Texas' Attorney general, as we all know know has denounced the Supreme Court's ruling on Friday Legalizing Gay marriage and has issues a rather confusing "legal" opinion tellingclerks in the state that if they have a "religious" objection to issuing a marriage license to a same sex couple, they can refuse to do so (even though, as he acknowledges, that refusal violates state law and will likely result in them being successfully sued by the refusee.
And frankly, people of Faith, even those that consider Homosexuality a grave sin should be FURIOUS at the AG's assault on religion.
Why?
Well, in this opinion he cites the TX constitution and the US constitution's guarantees of "Free exercise of religion" to say, seemingly that a an agent of the state is free to violate state law if the action they are required to take violates their own religious beliefs. Which immediately leads to a question: Would he take the same stance if a clerk invoked a similar "religious objection" to say, interracial marriage?
It's is not a hypothetical question. The trial judge who criminally convicted the Lovings for their interracial marriage , giving rise to the landmark Loving v. Virginia decisions, state precisely such a "religious objection" to interracial marriage from his bench
"
Almighty God created the races white, black, yellow, malay and red, and he placed them on separate continents. And, but for the interference with his arrangement, there would be no cause for such marriage. The fact that he separated the races shows that he did not intend for the races to mix."
To Answer that the AG would note that his opinion explicitly notes that clerks are prohibited from discriminating " on the basis of race, religion, or national origin" But in answering it , it raises a more troubling question: Why is one religious belief respected while the the other ignored? Are some sincerely held religious belief more equal than others?
and as Hamlet said: "there's the rub":
Rather quickly you can see the rabbit hole we have headed down. As my wise old First Amendment professor Sheldon Nahmod used to say "The establishment clause of the First Amendment was intended to not merely protect the state from the influences of religion, but equally to protect religion from the corrupting influences of the state.
Once the state gets into the business of providing exceptions to law based on "sincerely held religious beliefs", you are, by definition, making the state the arbiter of which beliefs are "sincere" and earn a legal exemption, and which are not, and therefore can be safely overridden.
Worse yet, it would seem that this decision is primarily made by referencing how much the belief in question conflicts with civil law. For example, discriminating against gays based on your beliefs seems to be okay because they are not, in Texas anyway, a legally defined "protected class". On the other hand discriminating on the basis of race or religion, is NOT okay because we have passed explicit anti-discrimination laws in those cases, so your religious beliefs about blacks or Catholics, say are to be discounted.
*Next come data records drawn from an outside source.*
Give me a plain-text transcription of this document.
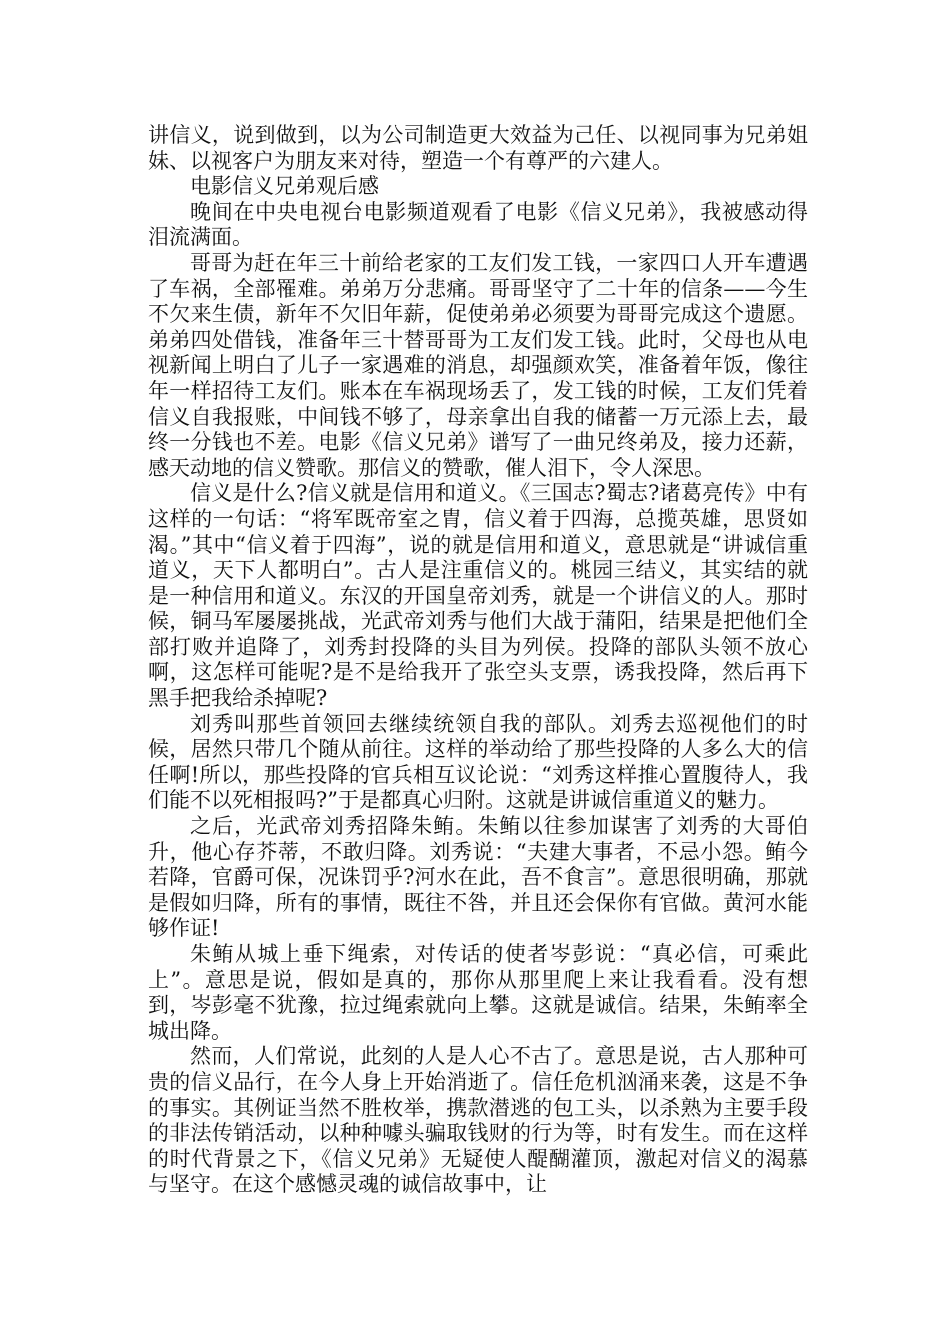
讲信义，说到做到，以为公司制造更大效益为己任、以视同事为兄弟姐妹、以视客户为朋友来对待，塑造一个有尊严的六建人。

电影信义兄弟观后感

晚间在中央电视台电影频道观看了电影《信义兄弟》，我被感动得泪流满面。

哥哥为赶在年三十前给老家的工友们发工钱，一家四口人开车遭遇了车祸，全部罹难。弟弟万分悲痛。哥哥坚守了二十年的信条——今生不欠来生债，新年不欠旧年薪，促使弟弟必须要为哥哥完成这个遗愿。弟弟四处借钱，准备年三十替哥哥为工友们发工钱。此时，父母也从电视新闻上明白了儿子一家遇难的消息，却强颜欢笑，准备着年饭，像往年一样招待工友们。账本在车祸现场丢了，发工钱的时候，工友们凭着信义自我报账，中间钱不够了，母亲拿出自我的储蓄一万元添上去，最终一分钱也不差。电影《信义兄弟》谱写了一曲兄终弟及，接力还薪，感天动地的信义赞歌。那信义的赞歌，催人泪下，令人深思。

信义是什么?信义就是信用和道义。《三国志?蜀志?诸葛亮传》中有这样的一句话：“将军既帝室之胄，信义着于四海，总揽英雄，思贤如渴。”其中“信义着于四海”，说的就是信用和道义，意思就是“讲诚信重道义，天下人都明白”。古人是注重信义的。桃园三结义，其实结的就是一种信用和道义。东汉的开国皇帝刘秀，就是一个讲信义的人。那时候，铜马军屡屡挑战，光武帝刘秀与他们大战于蒲阳，结果是把他们全部打败并追降了，刘秀封投降的头目为列侯。投降的部队头领不放心啊，这怎样可能呢?是不是给我开了张空头支票，诱我投降，然后再下黑手把我给杀掉呢?

刘秀叫那些首领回去继续统领自我的部队。刘秀去巡视他们的时候，居然只带几个随从前往。这样的举动给了那些投降的人多么大的信任啊!所以，那些投降的官兵相互议论说：“刘秀这样推心置腹待人，我们能不以死相报吗?”于是都真心归附。这就是讲诚信重道义的魅力。

之后，光武帝刘秀招降朱鲔。朱鲔以往参加谋害了刘秀的大哥伯升，他心存芥蒂，不敢归降。刘秀说：“夫建大事者，不忌小怨。鲔今若降，官爵可保，况诛罚乎?河水在此，吾不食言”。意思很明确，那就是假如归降，所有的事情，既往不咎，并且还会保你有官做。黄河水能够作证!

朱鲔从城上垂下绳索，对传话的使者岑彭说：“真必信，可乘此上”。意思是说，假如是真的，那你从那里爬上来让我看看。没有想到，岑彭毫不犹豫，拉过绳索就向上攀。这就是诚信。结果，朱鲔率全城出降。

然而，人们常说，此刻的人是人心不古了。意思是说，古人那种可贵的信义品行，在今人身上开始消逝了。信任危机汹涌来袭，这是不争的事实。其例证当然不胜枚举，携款潜逃的包工头，以杀熟为主要手段的非法传销活动，以种种噱头骗取钱财的行为等，时有发生。而在这样的时代背景之下，《信义兄弟》无疑使人醍醐灌顶，激起对信义的渴慕与坚守。在这个感憾灵魂的诚信故事中，让
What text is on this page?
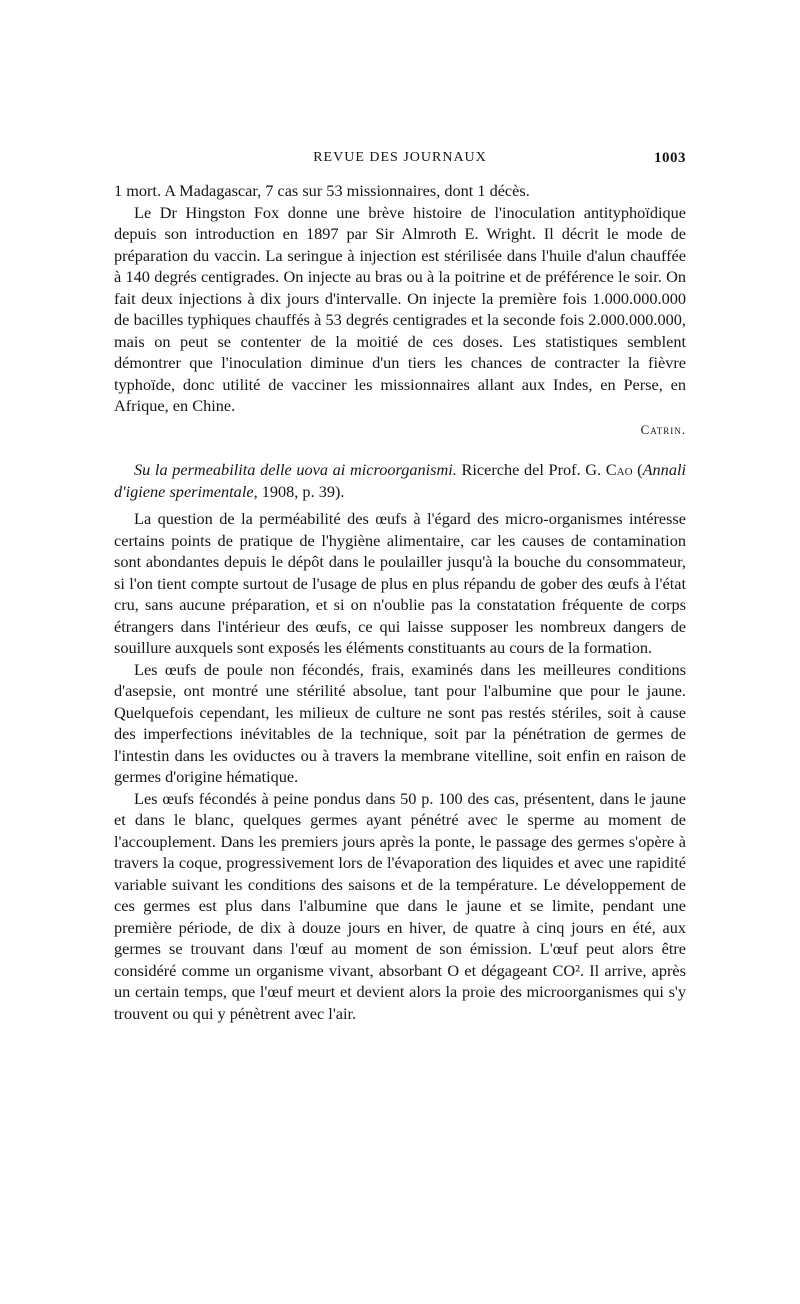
REVUE DES JOURNAUX	1003

1 mort. A Madagascar, 7 cas sur 53 missionnaires, dont 1 décès.

Le Dr Hingston Fox donne une brève histoire de l'inoculation antityphoïdique depuis son introduction en 1897 par Sir Almroth E. Wright. Il décrit le mode de préparation du vaccin. La seringue à injection est stérilisée dans l'huile d'alun chauffée à 140 degrés centigrades. On injecte au bras ou à la poitrine et de préférence le soir. On fait deux injections à dix jours d'intervalle. On injecte la première fois 1.000.000.000 de bacilles typhiques chauffés à 53 degrés centigrades et la seconde fois 2.000.000.000, mais on peut se contenter de la moitié de ces doses. Les statistiques semblent démontrer que l'inoculation diminue d'un tiers les chances de contracter la fièvre typhoïde, donc utilité de vacciner les missionnaires allant aux Indes, en Perse, en Afrique, en Chine.

Catrin.

Su la permeabilita delle uova ai microorganismi. Ricerche del Prof. G. Cao (Annali d'igiene sperimentale, 1908, p. 39).

La question de la perméabilité des œufs à l'égard des micro-organismes intéresse certains points de pratique de l'hygiène alimentaire, car les causes de contamination sont abondantes depuis le dépôt dans le poulailler jusqu'à la bouche du consommateur, si l'on tient compte surtout de l'usage de plus en plus répandu de gober des œufs à l'état cru, sans aucune préparation, et si on n'oublie pas la constatation fréquente de corps étrangers dans l'intérieur des œufs, ce qui laisse supposer les nombreux dangers de souillure auxquels sont exposés les éléments constituants au cours de la formation.

Les œufs de poule non fécondés, frais, examinés dans les meilleures conditions d'asepsie, ont montré une stérilité absolue, tant pour l'albumine que pour le jaune. Quelquefois cependant, les milieux de culture ne sont pas restés stériles, soit à cause des imperfections inévitables de la technique, soit par la pénétration de germes de l'intestin dans les oviductes ou à travers la membrane vitelline, soit enfin en raison de germes d'origine hématique.

Les œufs fécondés à peine pondus dans 50 p. 100 des cas, présentent, dans le jaune et dans le blanc, quelques germes ayant pénétré avec le sperme au moment de l'accouplement. Dans les premiers jours après la ponte, le passage des germes s'opère à travers la coque, progressivement lors de l'évaporation des liquides et avec une rapidité variable suivant les conditions des saisons et de la température. Le développement de ces germes est plus dans l'albumine que dans le jaune et se limite, pendant une première période, de dix à douze jours en hiver, de quatre à cinq jours en été, aux germes se trouvant dans l'œuf au moment de son émission. L'œuf peut alors être considéré comme un organisme vivant, absorbant O et dégageant CO². Il arrive, après un certain temps, que l'œuf meurt et devient alors la proie des microorganismes qui s'y trouvent ou qui y pénètrent avec l'air.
Can you imagine anything, short of Establishing a national and mandatory "Church of American Jesus" that does more violence to the intent and plain words Of the establishment Clause?
It may be time for Liberals to acknowledge a hard truth. Rehnquist was right all along, and the Smith case's holding was correct:
" the right of free exercise does not relieve an individual of the obligation to comply with a "valid and neutral law of general applicability on the ground that the law proscribes (or prescribes) conduct that his religion prescribes (or proscribes).
At the time, most liberal, myself included thought this was a HORRIBLE decision, inasmuch as it let a state fire a Native American for his ceremonial use of Peyote. It seemed unfair and intolerant and most of us whole-heartedly endorsed the original federal Religious Freedom Restoration Act, that the Supreme Court largely again struck down in
City of Borne v. Flores
At the time it seemed like the Supreme Court was being petulant, but I think it is now time to acknowledge that they were actually being far-sighted, and they understood the very slippery slope that you embark on when you start making "religious" exemptions to civil law.
And for people of faith that really do sincerely have a problem with issuing these license, particularly the Christian ones, they can be reminded that the founder of their faith is one of the very first folks who is recorded as endorsing the concept that Church and State are, and should be separate entities.
In answer to a question about whether devout Jews should violate their "sincerely held religious beliefes"" against graven images by paying taxes with roman coin stamped with the likeness of the Roman emperor. Jesus basically told his followers to get over it and " "Render under Caesar what is Caesar's and unto God what is God".
So any of those nice Texas clerks who are offended at having to issue marriage licenses for the Groom and groom or Bride and Bride can tke comfort in knowing that their lord and savoir, where he there, would smile sweetly and tell them to STFU and Get back to work rendering.